ABD’nin Tarife Politikasının Emtia Piyasalarına Etkisi
Fitch tarafından yapılan son açıklamada, Amerika Birleşik Devletleri’nin tarife politikasının emtia piyasalarında yaratabileceği oynaklık artışına dair bazı önemli değerlendirmeler sunuldu. Açıklamada, ABD’nin 12 Mart itibarıyla çelik ve alüminyum ithalatındaki muafiyet ve kota sistemini kaldırmayı, çeliğe yönelik %25’lik tam gümrük vergisini yeniden uygulamayı ve alüminyum ithalatındaki gümrük vergisini %10’dan %25’e yükseltmeyi planladığı hatırlatıldı.
Ayrıca, ABD’nin Meksika ve Kanada’dan yapılan ithalatın büyük çoğunluğuna %25, Kanada’dan gelen enerji kaynaklarına %10 ve Çin’e %10 gümrük vergisi uygulayacağı belirtildi. Meksika ve Kanada’ya yönelik tarifelerin ise ikili müzakereler için bir ay süreyle askıya alındığı ifade edildi.
Açıklamada, ABD’nin iç tüketimi için büyük ölçüde alüminyum ithalatına bağımlı olduğu ve bu ithalatın yaklaşık %70’inin Kanada’dan yapıldığı vurgulandı. Bu nedenle, alüminyum piyasasının en fazla etkilenmesi bekleniyor. Tarifelerin, ABD’deki alüminyum fiyatlarını artırabileceği öngörülüyor. Kanada’nın, ABD’nin politikalarını dengelemek amacıyla Avrupa’ya alüminyum ihracatını artırabileceği, ancak bunun küresel arz ve talep üzerinde önemli bir etki yaratmayacağı da belirtiliyor.

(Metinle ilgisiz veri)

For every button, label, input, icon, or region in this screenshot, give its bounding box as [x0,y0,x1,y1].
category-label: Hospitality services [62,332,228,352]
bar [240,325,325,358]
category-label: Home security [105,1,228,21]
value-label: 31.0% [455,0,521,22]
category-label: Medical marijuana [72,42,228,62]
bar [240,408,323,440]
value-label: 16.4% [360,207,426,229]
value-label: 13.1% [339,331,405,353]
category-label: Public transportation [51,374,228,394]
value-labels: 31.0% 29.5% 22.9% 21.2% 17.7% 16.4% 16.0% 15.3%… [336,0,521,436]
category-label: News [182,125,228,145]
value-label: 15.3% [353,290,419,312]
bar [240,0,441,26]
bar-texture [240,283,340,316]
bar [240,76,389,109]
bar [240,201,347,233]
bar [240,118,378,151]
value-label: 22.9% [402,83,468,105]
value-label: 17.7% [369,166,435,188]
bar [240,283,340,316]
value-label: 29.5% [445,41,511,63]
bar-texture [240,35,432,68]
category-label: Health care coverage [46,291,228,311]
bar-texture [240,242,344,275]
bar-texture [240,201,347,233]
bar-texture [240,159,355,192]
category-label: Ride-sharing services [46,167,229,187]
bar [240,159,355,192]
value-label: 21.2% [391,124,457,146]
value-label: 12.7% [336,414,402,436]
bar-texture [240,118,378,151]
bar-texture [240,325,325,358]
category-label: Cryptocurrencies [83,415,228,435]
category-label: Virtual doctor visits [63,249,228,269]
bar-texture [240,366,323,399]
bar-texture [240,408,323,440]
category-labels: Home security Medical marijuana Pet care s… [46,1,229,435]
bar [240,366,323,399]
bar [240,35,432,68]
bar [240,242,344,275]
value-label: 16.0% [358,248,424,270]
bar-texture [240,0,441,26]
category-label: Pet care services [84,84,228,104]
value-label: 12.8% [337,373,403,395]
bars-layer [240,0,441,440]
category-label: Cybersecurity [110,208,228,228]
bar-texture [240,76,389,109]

Geçmişte uygulanan tarifelerin, ABD’deki alüminyum üretimini etkili bir şekilde artırmadığına dikkat çekilirken, bu tarifelerin uzun süre devam etmesinin otomobil ve içecek kutusu üreten firmalar gibi alüminyum kullanan sektörlerin karları üzerinde baskı yaratabileceği ifade edildi.
ABD’nin Yerli Üretim Kapasitesinin Artırılması
Açıklamada, ABD’nin net çelik ithalatçısı olduğu ve yurt içi kapasitenin artırılması gerektiği aktarıldı. Bununla birlikte, ülkenin talebi karşılamak için en büyük tedarikçileri olan Kanada, Meksika ve Güney Kore’den ithalata güvenmeye devam edeceği kaydedildi. Tarife sistemindeki değişikliklerin etkisinin, kalan olası muafiyetlere ve tarifelerin süresine bağlı olacağına da dikkat çekildi.
ABD’nin yerli çelik fiyatlarını artırarak yerel üreticilere fayda sağlamasının beklendiği vurgulandı. Ayrıca, ABD’nin Avrupa Birliği’nin çelik ihracatında ikinci sırada yer aldığına değinildi. Önceden tanınan tarife muafiyetinin kaldırılmasının, Avrupalı çelik üreticilerinin karlılığını olumsuz yönde etkileyebileceği belirtildi.
Ayrıca, ABD’nin çelik ithalatındaki payının %1’den daha az olması nedeniyle, Çin’in çelik ürünlerine yönelik ek gümrük vergilerinden minimum düzeyde etkilenmesi bekleniyor. Ancak, elektronik ve yeni enerji gibi alt sektörlerin, diğer bölgelerden artan rekabet nedeniyle talep şoklarıyla karşılaşabileceği ve bunun da Çin’in çelik tüketimi üzerinde baskı oluşturabileceği ifade edildi. Bu durum, Çin’in çelik ihracatını Hindistan ve Avrupa gibi diğer ülkelere yönlendirebilir ve potansiyel olarak yerel çelik üreticilerinin marjlarını sıkıştırabilir.
Sonuç olarak, temel makroekonomik çalışma varsayımlarından daha agresif ABD ticaret politikalarının, küresel ekonomi ve Çin’in büyümesi üzerinde baskı oluşturarak petrol, baz metaller ve kimyasallar gibi daha geniş bir emtia grubuna yönelik uzun vadeli talebi etkileyebileceği kaydedildi.